New data disproves the myth that affordable housing lowers the value of your home

Affordable housing is erected on a Stockport Homes building site in Stockport, Britain, September 23, 2016. REUTERS/Andrew Yates - RTSP4YI
Affordable housing is erected on a Stockport Homes building site in Stockport, Britain, September 23, 2016. REUTERS/Andrew Yates - RTSP4YI

The standard argument against affordable housing is pretty simple: It lowers a neighborhood’s home prices. Here’s the thing, though: The data doesn’t support it.

Residential real estate site Trulia tracked housing prices in 20 of the most expensive US markets between 1996 and 2006. The company found that home values within 2,000 feet of low-income housing projects were virtually identical to those for houses between 2,000 and 4,000 feet away from such projects.

Those findings back up decades of research showing that “most new affordable housing does not have a negative impact on home values,” says Kristy Wang, director of community planning policy at urban research group SPUR.

“The bottom line for NIMBYs who fear that property values will take a hit when a low-income housing project locates nearby is that their anxiety is largely unfounded, at least in cities where housing is either expensive or in short supply,” Trulia said in its report.

For its research, Trulia compared home prices around 3,083 new low-income housing sites during the nine years before and after they opened (the Year 0 in the chart). The only exception was a price decline in Boston and Cambridge, Massachusetts, and a slight increase in Denver, Colorado. The findings roughly align with affordable-housing data collected by the National Housing Conference (pdf), the Association of Bay Area Governments, and realtor associations.

The age-old NIMBY (not-in-my-background) argument has halted new housing for decades, pushing home ownership out of reach for millions of young, working-class families. But affordability is actually a scarcity problem, writes Andrew Price for nonprofit Strong Towns.

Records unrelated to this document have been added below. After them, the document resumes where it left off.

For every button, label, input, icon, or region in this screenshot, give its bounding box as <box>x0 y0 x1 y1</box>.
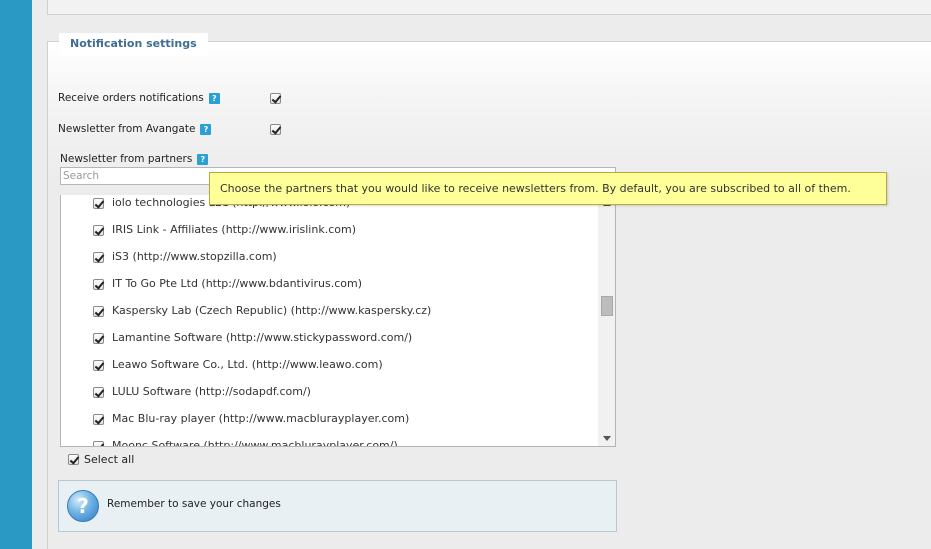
save-reminder-text: Remember to save your changes <box>107 498 281 510</box>
partner-checkbox[interactable] <box>93 198 104 209</box>
help-icon[interactable]: ? <box>208 92 220 104</box>
partner-label: LULU Software (http://sodapdf.com/) <box>112 385 311 398</box>
partner-label: Mac Blu-ray player (http://www.macbluray… <box>112 412 410 425</box>
list-item[interactable]: IRIS Link - Affiliates (http://www.irisl… <box>61 222 599 249</box>
orders-notifications-checkbox[interactable] <box>270 93 281 104</box>
partners-list: iolo technologies LLC (http://www.iolo.c… <box>60 195 616 447</box>
avangate-newsletter-checkbox[interactable] <box>270 124 281 135</box>
list-item[interactable]: IT To Go Pte Ltd (http://www.bdantivirus… <box>61 276 599 303</box>
list-item[interactable]: iS3 (http://www.stopzilla.com) <box>61 249 599 276</box>
select-all-label: Select all <box>84 453 135 466</box>
left-sidebar-strip <box>0 0 32 549</box>
help-icon[interactable]: ? <box>197 153 209 165</box>
list-item[interactable]: Moonc Software (http://www.macblurayplay… <box>61 438 599 447</box>
partner-label: Kaspersky Lab (Czech Republic) (http://w… <box>112 304 432 317</box>
partner-checkbox[interactable] <box>93 441 104 446</box>
partner-label: iS3 (http://www.stopzilla.com) <box>112 250 277 263</box>
partner-label: IT To Go Pte Ltd (http://www.bdantivirus… <box>112 277 363 290</box>
list-item[interactable]: Leawo Software Co., Ltd. (http://www.lea… <box>61 357 599 384</box>
partner-checkbox[interactable] <box>93 252 104 263</box>
partner-label: IRIS Link - Affiliates (http://www.irisl… <box>112 223 356 236</box>
scroll-down-arrow-icon[interactable] <box>603 436 611 441</box>
partners-newsletter-row: Newsletter from partners ? <box>60 153 209 165</box>
select-all-checkbox[interactable] <box>68 454 79 465</box>
avangate-newsletter-label: Newsletter from Avangate <box>58 123 196 135</box>
scroll-thumb[interactable] <box>601 296 613 316</box>
partner-checkbox[interactable] <box>93 414 104 425</box>
partner-label: Leawo Software Co., Ltd. (http://www.lea… <box>112 358 383 371</box>
partners-help-tooltip: Choose the partners that you would like … <box>209 172 887 205</box>
avangate-newsletter-row: Newsletter from Avangate ? <box>58 123 212 135</box>
partner-label: Lamantine Software (http://www.stickypas… <box>112 331 413 344</box>
list-item[interactable]: Kaspersky Lab (Czech Republic) (http://w… <box>61 303 599 330</box>
list-item[interactable]: Lamantine Software (http://www.stickypas… <box>61 330 599 357</box>
list-item[interactable]: LULU Software (http://sodapdf.com/) <box>61 384 599 411</box>
partner-checkbox[interactable] <box>93 360 104 371</box>
help-icon[interactable]: ? <box>200 123 212 135</box>
question-icon: ? <box>67 490 99 522</box>
section-title: Notification settings <box>59 33 208 56</box>
list-item[interactable]: Mac Blu-ray player (http://www.macbluray… <box>61 411 599 438</box>
partners-newsletter-label: Newsletter from partners <box>60 153 193 165</box>
partner-checkbox[interactable] <box>93 333 104 344</box>
partner-label: Moonc Software (http://www.macblurayplay… <box>112 439 398 447</box>
previous-section-panel <box>47 0 931 15</box>
partner-checkbox[interactable] <box>93 387 104 398</box>
partner-checkbox[interactable] <box>93 306 104 317</box>
list-scrollbar[interactable] <box>598 195 615 446</box>
orders-notifications-label: Receive orders notifications <box>58 92 204 104</box>
save-reminder-box: ? Remember to save your changes <box>58 480 617 532</box>
partner-checkbox[interactable] <box>93 225 104 236</box>
partner-checkbox[interactable] <box>93 279 104 290</box>
orders-notifications-row: Receive orders notifications ? <box>58 92 220 104</box>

Restrictive zoning laws prevent housing supply from responding to demand, which drives up prices. Governments respond with price controls, which then drive up prices for housing on the open market. This is particularly true in California, where more than two-thirds of coastal metropolitan areas limit growth. In the San Francisco Bay area, only one unit of housing is being built for every eight jobs created.

Something may have to give. Across the US, young, poor, and working-class denizens are being driven out of urban centers, and further away from jobs and services. President Barack Obama’s most recent housing report weighed in with a clear directive: “We need to break down the rules that stand in the way of building new housing.”

That could start with changing attitudes about affordability. “Sometimes we talk about property values as if they exist on their own and are somehow naturally occurring, but they are driven by people’s choices and desires setting demand,” says Wang. “Often neighbors have only their own fear to blame. That fear of property values going down can be a self-fulfilling prophecy. Hence the need for studies like this to help combat those fears.”